Volgens het UWV verschilt de mate waarin de werkgelegenheid wordt geraakt ook sterk per regio. Bepaalde regio’s worden harder geraakt dan andere, omdat sterk getroffen sectoren in deze regio’s zijn geconcentreerd. Groot Amsterdam, Zuidoost Brabant, Noord- en Midden-Limburg worden hierdoor sterk geraakt. Andersom worden sommige regio’s juist beperkt geraakt, omdat zij bestaan uit sectoren die minder hard door de coronacrisis worden getroffen of uit sectoren die juist groeien. Dit is het geval voor Groningen.
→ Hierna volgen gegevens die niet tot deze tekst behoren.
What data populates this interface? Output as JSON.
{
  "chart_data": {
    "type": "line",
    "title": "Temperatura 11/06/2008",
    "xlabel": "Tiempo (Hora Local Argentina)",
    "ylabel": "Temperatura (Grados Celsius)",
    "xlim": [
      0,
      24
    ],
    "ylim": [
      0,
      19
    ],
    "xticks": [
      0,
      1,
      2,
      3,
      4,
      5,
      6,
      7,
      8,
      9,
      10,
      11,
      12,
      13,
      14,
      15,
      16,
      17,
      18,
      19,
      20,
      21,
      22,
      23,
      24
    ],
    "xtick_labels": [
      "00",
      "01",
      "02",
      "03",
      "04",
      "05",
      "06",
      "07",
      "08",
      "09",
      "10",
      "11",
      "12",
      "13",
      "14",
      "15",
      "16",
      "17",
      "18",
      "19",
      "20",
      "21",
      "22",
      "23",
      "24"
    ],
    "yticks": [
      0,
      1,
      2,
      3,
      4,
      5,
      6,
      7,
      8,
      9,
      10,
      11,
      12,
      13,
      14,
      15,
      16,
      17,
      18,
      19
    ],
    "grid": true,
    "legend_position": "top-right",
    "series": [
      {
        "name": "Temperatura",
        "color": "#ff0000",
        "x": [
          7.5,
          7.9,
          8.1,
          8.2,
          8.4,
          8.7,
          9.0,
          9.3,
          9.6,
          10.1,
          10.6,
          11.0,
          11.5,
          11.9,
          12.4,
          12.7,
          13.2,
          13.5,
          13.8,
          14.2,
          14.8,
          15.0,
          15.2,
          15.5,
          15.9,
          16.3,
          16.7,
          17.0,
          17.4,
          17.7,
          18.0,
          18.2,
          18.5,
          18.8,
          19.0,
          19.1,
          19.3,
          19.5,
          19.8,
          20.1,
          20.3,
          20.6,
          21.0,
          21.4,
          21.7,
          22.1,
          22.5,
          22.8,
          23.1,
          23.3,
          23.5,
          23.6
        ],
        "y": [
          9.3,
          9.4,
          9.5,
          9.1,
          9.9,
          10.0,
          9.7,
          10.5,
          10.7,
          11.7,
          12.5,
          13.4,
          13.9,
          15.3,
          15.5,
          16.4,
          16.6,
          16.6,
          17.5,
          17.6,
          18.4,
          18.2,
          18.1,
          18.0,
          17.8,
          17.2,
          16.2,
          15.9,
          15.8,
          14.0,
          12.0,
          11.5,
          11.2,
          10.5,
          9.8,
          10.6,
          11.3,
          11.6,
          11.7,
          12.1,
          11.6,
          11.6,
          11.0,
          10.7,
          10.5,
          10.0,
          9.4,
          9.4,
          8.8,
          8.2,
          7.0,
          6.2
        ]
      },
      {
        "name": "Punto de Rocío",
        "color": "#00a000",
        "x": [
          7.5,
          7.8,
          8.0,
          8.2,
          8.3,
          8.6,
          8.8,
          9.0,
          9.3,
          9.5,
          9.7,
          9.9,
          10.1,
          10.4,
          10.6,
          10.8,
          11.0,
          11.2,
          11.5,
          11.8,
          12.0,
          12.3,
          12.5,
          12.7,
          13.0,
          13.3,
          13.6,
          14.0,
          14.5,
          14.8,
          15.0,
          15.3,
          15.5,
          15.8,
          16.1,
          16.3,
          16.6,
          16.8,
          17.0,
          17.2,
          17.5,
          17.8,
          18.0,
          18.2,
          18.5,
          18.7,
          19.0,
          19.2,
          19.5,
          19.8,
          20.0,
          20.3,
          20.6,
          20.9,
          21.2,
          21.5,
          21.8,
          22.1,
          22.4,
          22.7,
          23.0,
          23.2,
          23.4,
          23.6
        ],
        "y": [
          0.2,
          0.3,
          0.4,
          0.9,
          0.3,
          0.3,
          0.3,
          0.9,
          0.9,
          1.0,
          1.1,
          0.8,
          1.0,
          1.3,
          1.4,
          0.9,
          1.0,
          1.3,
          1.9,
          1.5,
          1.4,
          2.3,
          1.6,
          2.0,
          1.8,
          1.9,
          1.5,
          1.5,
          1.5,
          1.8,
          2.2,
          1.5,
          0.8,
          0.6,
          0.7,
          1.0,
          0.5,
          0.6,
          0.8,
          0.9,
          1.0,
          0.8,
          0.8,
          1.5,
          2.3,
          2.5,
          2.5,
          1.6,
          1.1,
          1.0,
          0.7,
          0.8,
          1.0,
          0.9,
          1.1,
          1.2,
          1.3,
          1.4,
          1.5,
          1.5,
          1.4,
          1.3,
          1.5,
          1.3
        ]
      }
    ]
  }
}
Daling gewerkte aantal uren

Dat de arbeidsmarkt verslechtert blijkt ook uit een daling van het aantal gewerkte uren en het aantal openstaande vacatures. Volgens het CPB is het aantal gewerkte uren in maart met 12,5% gedaald. In april stabiliseert het aantal gewerkte uren op 28,5 uur per week. Het CBS heeft 5 juni jl. cijfers over het aantal gewerkte uren gepubliceerd. Hierbij is het gemiddelde aantal uren per werkende in maart afgenomen met 1 uur ten opzichte van maart 2019. De daling in april ten opzichte van april 2019 bedroeg 3 uur. In tegenstelling tot de cijfers van het CPB is de daling dus vooral in april zichtbaar. Verder lag het aantal openstaande vacatures volgens het CBS in het eerste kwartaal op 226.000, 21% lager dan een kwartaal eerder. Dat is de sterkste afname ooit gemeten.

Stijging bijstand

Het aantal aanvragen voor de algemene bijstand stijgt. Uit de gegevens van de Divosa Benchmark Werk & Inkomen blijkt dat het aantal bijstandsaanvragen in maart 56% en in april 78% hoger lag dan in februari. Deze toename zien we ook terug in het aantal geregistreerde nieuwe algemene bijstandsuitkeringen. In maart registreerden gemeenten 3.230 nieuwe uitkeringen en in april waren dit er 3.080. Eind april stonden in de voorlopige cijfers van het CBS in totaal 359.140 algemene bijstandsuitkeringen geregistreerd.

Toename werkeloosheid

Uitgaande van de scenario-analyse die het CPB16 eind maart publiceerde zal de werkloosheid de komende maanden verder toenemen. Afhankelijk van de duur van de contactbeperkingen en de economische doorwerking zal het werkloosheidspercentage naar verwachting stijgen tot 4% of 6,3% in 2020. De Europese Commissie voorspelt in haar Spring Forecast17 dat de Nederlandse werkloosheid in 2020 oploopt tot 5,9%, aanzienlijk lager dan de werkloosheid in de Eurozone (9,6%). Het CPB voorspelt dat de werkloosheid in 2021 verder stijgt, naar 4,5% of 9,4%. In tegenstelling tot het CPB verwacht de Europese Commissie in 2021 een terugloop naar 5,3%. De cijfers en ramingen bevestigen het belang van de verlenging van het noodpakket. Met de verlenging van het noodpakket probeert het kabinet ook de komende periode banen te behouden en inkomens te ondersteunen. Desondanks zullen het zware tijden worden waarin ook mensen hun baan of bedrijf verliezen. Dit vraagt aanpassingsvermogen van ondernemingen en werkenden. Het beperken van de economische schade die deze crisis veroorzaakt, is een gezamenlijke verantwoordelijkheid van overheid en samenleving. De minister en de staatssecretaris van Sociale Zaken geven aan dat zij het beroep op het noodpakket en de situatie op de arbeidsmarkt nauwlettend zullen volgen en de Tweede Kamer hierover maandelijks verder zullen informeren.